Como centro educativo.
- Lograr el desarrollo armónico de todas las potencialidades del alumno, dentro del proceso de formación integral del mismo.
- Educar en el respeto a los derechos y libertades fundamentales de la persona haciendo del alumno una persona tolerante, libre, responsable y consciente de sus valores.
- Desarrollar las propias aptitudes personales y creación de hábitos de trabajo.
- Fomentar la educación para la paz, la solidaridad, la cooperación, la solidaridad y el espíritu crítico.

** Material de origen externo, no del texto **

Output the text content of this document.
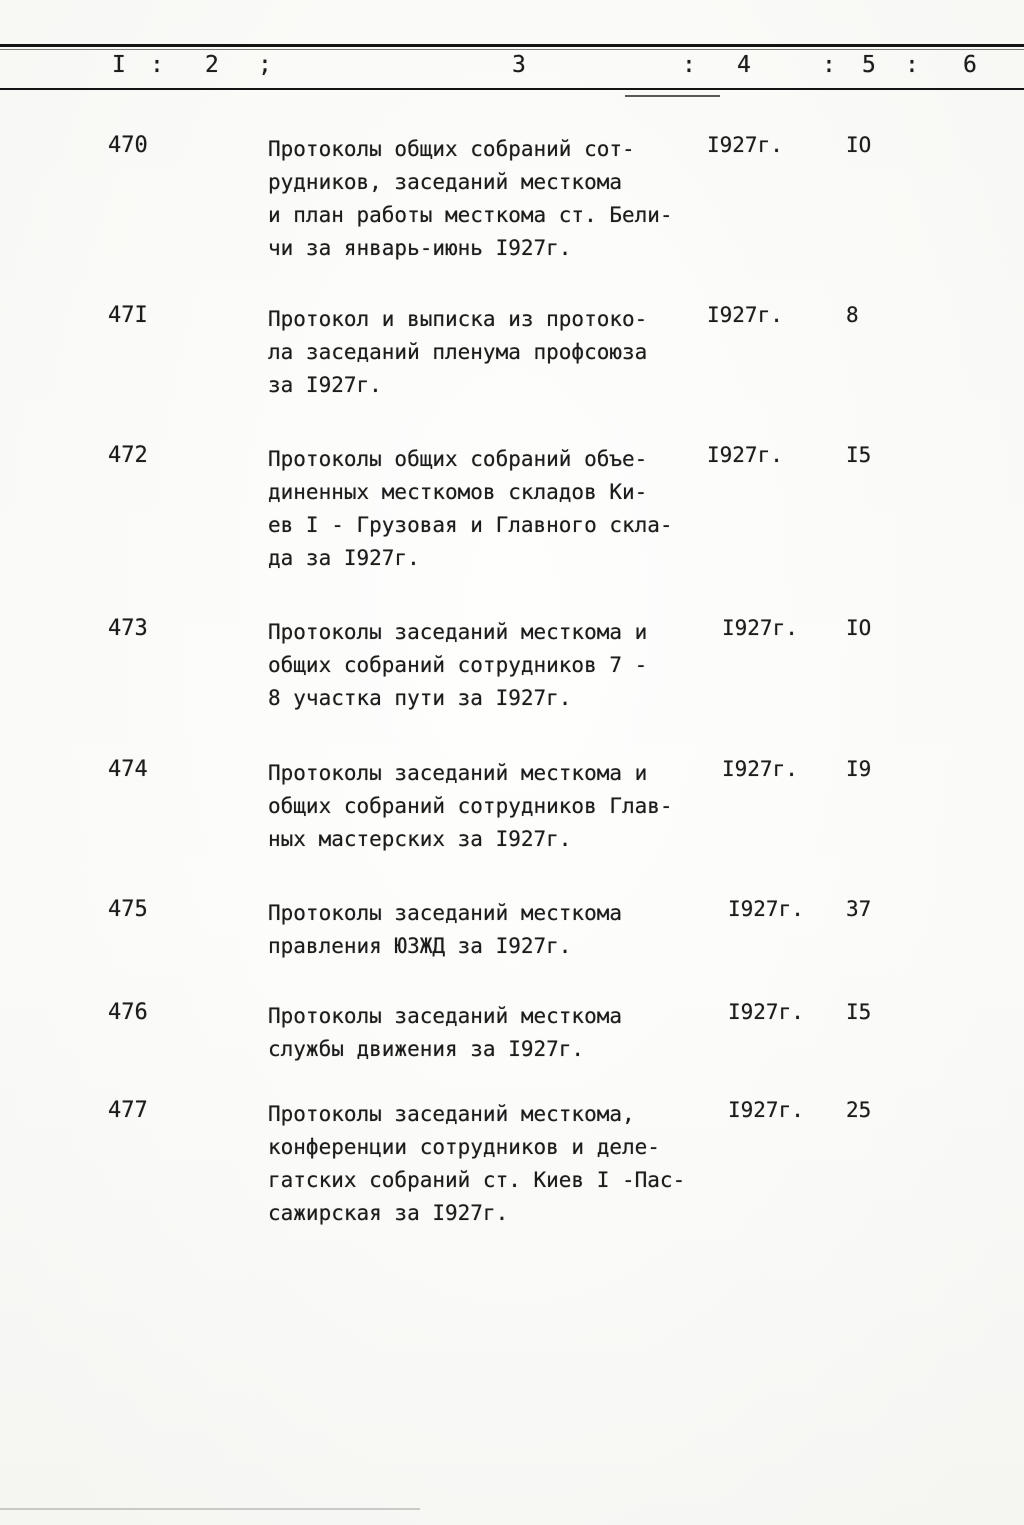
I : 2 ;	3	: 4	: 5 : 6
470	Протоколы общих собраний сот-
рудников, заседаний месткома
и план работы месткома ст. Бели-
чи за январь-июнь I927г.
I927г.	IO
47I	Протокол и выписка из протоко-
ла заседаний пленума профсоюза
за I927г.
I927г.	8
472	Протоколы общих собраний объе-
диненных месткомов складов Ки-
ев I - Грузовая и Главного скла-
да за I927г.
I927г.	I5
473	Протоколы заседаний месткома и
общих собраний сотрудников 7 -
8 участка пути за I927г.
I927г. IO
474	Протоколы заседаний месткома и
общих собраний сотрудников Глав-
ных мастерских за I927г.
I927г. I9
475	Протоколы заседаний месткома
правления ЮЗЖД за I927г.
I927г. 37
476	Протоколы заседаний месткома
службы движения за I927г.
I927г. I5
477	Протоколы заседаний месткома,
конференции сотрудников и деле-
гатских собраний ст. Киев I -Пас-
сажирская за I927г.
I927г. 25
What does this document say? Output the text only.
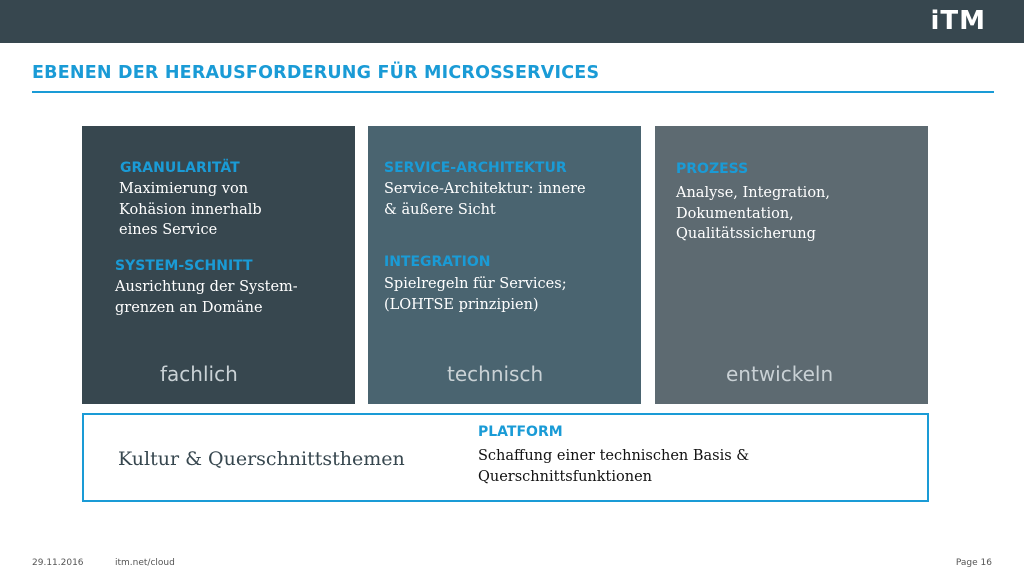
iTM
EBENEN DER HERAUSFORDERUNG FÜR MICROSSERVICES
GRANULARITÄT
Maximierung von
Kohäsion innerhalb
eines Service
SYSTEM-SCHNITT
Ausrichtung der System-
grenzen an Domäne
fachlich
SERVICE-ARCHITEKTUR
Service-Architektur: innere
& äußere Sicht
INTEGRATION
Spielregeln für Services;
(LOHTSE prinzipien)
technisch
PROZESS
Analyse, Integration,
Dokumentation,
Qualitätssicherung
entwickeln
Kultur & Querschnittsthemen
PLATFORM
Schaffung einer technischen Basis &
Querschnittsfunktionen
29.11.2016	itm.net/cloud	Page 16
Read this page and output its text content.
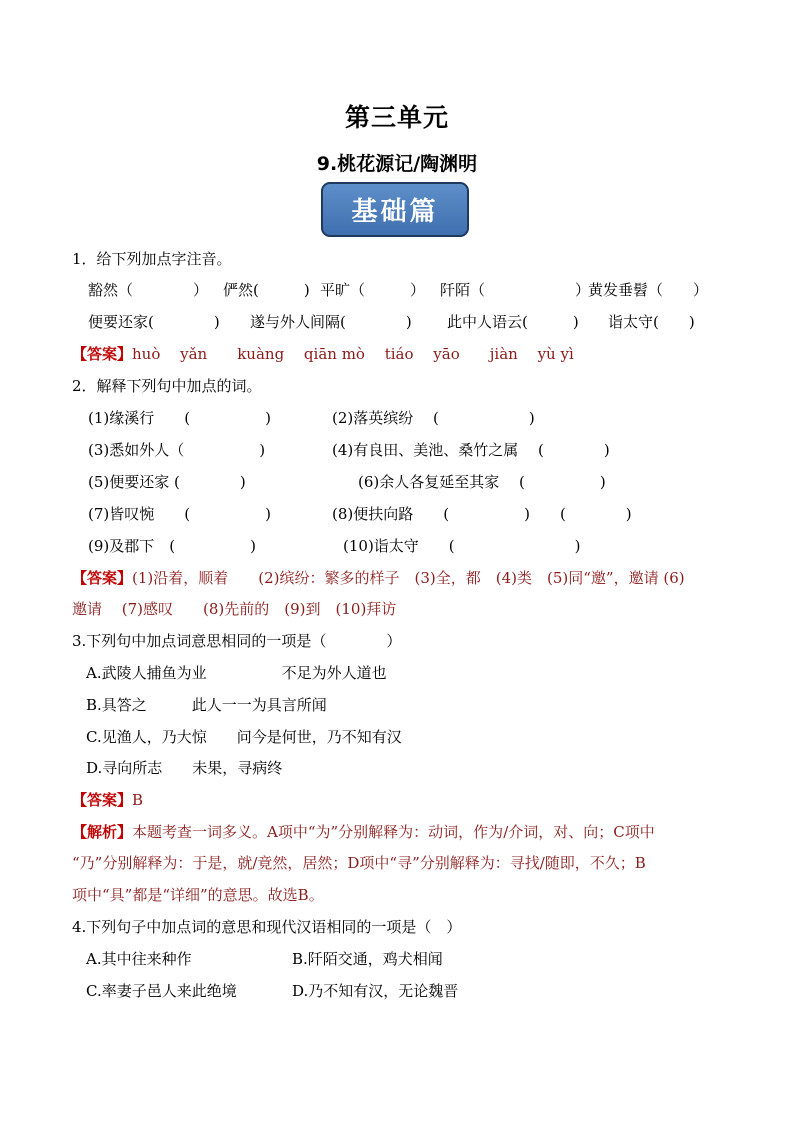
第三单元
9.桃花源记/陶渊明
基础篇
1．给下列加点字注音。
豁然（　　　　） 俨然(　　　) 平旷（　　　） 阡陌（　　　　　　）
黄发垂髫（　　）
便要还家(　　　　) 遂与外人间隔(　　　　) 此中人语云(　　　) 诣太守(　　)
【答案】huò　 yǎn　　kuàng　 qiān mò　 tiáo　 yāo　　jiàn　 yù yì
2．解释下列句中加点的词。
(1)缘溪行　　(　　　　　)	(2)落英缤纷　 (　　　　　　)
(3)悉如外人（　　　　　)	(4)有良田、美池、桑竹之属　 (　　　　)
(5)便要还家 (　　　　)	(6)余人各复延至其家　 (　　　　　)
(7)皆叹惋　　(　　　　　)	(8)便扶向路　　(　　　　　)　　(　　　　)
(9)及郡下　(　　　　　)	(10)诣太守　　(　　　　　　　　)
【答案】(1)沿着，顺着　　(2)缤纷：繁多的样子　(3)全，都　(4)类　(5)同“邀”，邀请 (6)
邀请　 (7)感叹　　(8)先前的　(9)到　(10)拜访
3.下列句中加点词意思相同的一项是（　　　　）
A.武陵人捕鱼为业　　　　　不足为外人道也
B.具答之　　　此人一一为具言所闻
C.见渔人，乃大惊　　问今是何世，乃不知有汉
D.寻向所志　　未果，寻病终
【答案】B
【解析】本题考查一词多义。A项中“为”分别解释为：动词，作为/介词，对、向；C项中
“乃”分别解释为：于是，就/竟然，居然；D项中“寻”分别解释为：寻找/随即，不久；B
项中“具”都是“详细”的意思。故选B。
4.下列句子中加点词的意思和现代汉语相同的一项是（　）
A.其中往来种作	B.阡陌交通，鸡犬相闻
C.率妻子邑人来此绝境	D.乃不知有汉，无论魏晋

Como centro educativo católico.
- Ofrecer una cultura abierta al mensaje de salvación.
- Formar a los alumnos para que actúen conforme a los criterios evangélicos.
- Cultivar la educación moral de los alumnos en la doble dimensión personal y social.
- Impartir una enseñanza religiosa escolar de acuerdo con las orientaciones de la Iglesia Católica.
Como centro educativo agustiniano.
- Educar para el estudio, la reflexión y la interioridad, bases para una intuición y experiencia de Dios.
- Iniciar a los alumnos en la vivencia de la amistad como proceso de apertura a los demás y a la trascendencia.
- Fomentar el diálogo entre fe y cultura, de modo que nuestros alumnos sean capaces de conjugar la experiencia de la fe con el progreso de la ciencia.
- Lograr un clima de acogida y de diálogo, de búsqueda y de apertura, de generosa entrega y de nobleza.